GSoC’18: From Go to AlphaGo

Published:

Hello, world!

In the last post, I had talked about the game of Go and its dynamics. In last two weeks, I worked on the set objectives which were Monte-Carlo Tree Search and putting things together to make AlphaGo Zero.

In the week 3, it was mostly about MCTS. The MCTS is organized into two parts. One is a struct for a node of tree. The other is a struct for Player which uses MCTS to perform move. MCTSPlayer is the struct with which the user will interact. A node of Monte-Carlo tree is defined by a board position, and the different positions it can go to upon playing any of the moves from that board position in the action space. MCTSPlayer provides an API to perform Tree Search. It then selects a move based on tree search, and perform it. While performing tree search virtual loss was used. It means that when selecting a node, it is pretended that evaluation has already taken place. This introduces some stochasticity in selection of node.

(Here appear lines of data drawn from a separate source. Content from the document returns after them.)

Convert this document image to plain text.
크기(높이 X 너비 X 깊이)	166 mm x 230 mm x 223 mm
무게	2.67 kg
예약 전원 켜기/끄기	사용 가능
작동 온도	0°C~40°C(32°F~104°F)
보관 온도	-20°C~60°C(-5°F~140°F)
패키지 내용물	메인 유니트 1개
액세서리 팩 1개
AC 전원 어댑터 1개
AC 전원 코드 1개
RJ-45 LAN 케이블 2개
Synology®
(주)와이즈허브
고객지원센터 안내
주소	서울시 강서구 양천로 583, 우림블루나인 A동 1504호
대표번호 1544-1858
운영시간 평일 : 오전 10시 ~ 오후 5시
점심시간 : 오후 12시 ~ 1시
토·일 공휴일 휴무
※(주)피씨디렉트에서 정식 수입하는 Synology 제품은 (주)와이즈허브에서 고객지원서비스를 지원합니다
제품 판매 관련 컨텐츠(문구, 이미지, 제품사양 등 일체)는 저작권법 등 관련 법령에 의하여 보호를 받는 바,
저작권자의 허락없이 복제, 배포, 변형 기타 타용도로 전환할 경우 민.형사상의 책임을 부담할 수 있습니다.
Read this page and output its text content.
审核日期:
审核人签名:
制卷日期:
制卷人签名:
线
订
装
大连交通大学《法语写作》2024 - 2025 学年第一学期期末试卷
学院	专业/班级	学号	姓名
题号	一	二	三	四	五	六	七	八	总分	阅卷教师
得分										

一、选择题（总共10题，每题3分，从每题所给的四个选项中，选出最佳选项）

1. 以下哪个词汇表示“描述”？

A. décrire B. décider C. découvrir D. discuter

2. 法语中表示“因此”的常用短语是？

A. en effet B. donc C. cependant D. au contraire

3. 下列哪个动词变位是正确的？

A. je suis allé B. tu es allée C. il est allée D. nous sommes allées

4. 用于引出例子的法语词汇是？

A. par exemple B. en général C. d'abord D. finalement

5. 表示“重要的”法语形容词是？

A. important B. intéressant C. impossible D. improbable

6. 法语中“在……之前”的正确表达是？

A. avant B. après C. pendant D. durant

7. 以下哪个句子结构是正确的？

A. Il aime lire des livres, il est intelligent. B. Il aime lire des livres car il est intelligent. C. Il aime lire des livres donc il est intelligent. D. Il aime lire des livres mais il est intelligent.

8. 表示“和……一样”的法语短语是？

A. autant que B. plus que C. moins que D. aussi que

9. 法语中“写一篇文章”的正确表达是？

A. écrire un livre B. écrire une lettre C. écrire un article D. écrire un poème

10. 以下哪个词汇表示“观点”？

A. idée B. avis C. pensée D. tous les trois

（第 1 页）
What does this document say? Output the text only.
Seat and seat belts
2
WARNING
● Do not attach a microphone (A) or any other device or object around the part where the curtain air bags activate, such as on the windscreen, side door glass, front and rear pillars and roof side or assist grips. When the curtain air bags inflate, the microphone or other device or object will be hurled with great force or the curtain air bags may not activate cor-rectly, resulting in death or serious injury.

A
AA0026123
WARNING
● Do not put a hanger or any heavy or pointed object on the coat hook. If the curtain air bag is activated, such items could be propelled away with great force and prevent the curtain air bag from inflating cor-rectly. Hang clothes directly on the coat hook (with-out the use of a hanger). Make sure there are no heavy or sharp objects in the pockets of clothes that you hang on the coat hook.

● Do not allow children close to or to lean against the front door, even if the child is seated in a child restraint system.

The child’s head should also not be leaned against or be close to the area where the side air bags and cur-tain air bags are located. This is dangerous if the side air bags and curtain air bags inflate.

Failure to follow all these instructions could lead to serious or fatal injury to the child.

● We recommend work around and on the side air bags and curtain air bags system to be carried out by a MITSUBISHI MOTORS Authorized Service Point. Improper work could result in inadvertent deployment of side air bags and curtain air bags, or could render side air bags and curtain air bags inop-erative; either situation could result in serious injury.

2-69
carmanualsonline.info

MCTSPlayer consists of a neural network. This neural network is used to generate a prediction of policy and value for a given input of board position. This prediction is used to update the values related to the nodes (which we had earlier used as virtual loss). MCTSPlayer’s neural network is of type NeuralNet, which is broken down into 3 parts: Base network, value head and policy head. The input passes through the base network first. The output of it is fed into value head to obtain value of state and into policy head to obtain the policy for it. NeuralNet can also perform the evaluation of two MCTSPlayers, where two players compete in a series of games to decide who is the winner.

I have put up an example of AlphaGo Zero algorithm here. By setting the flags, you can run it. By default it runs the default AGZ algorithms from the paper.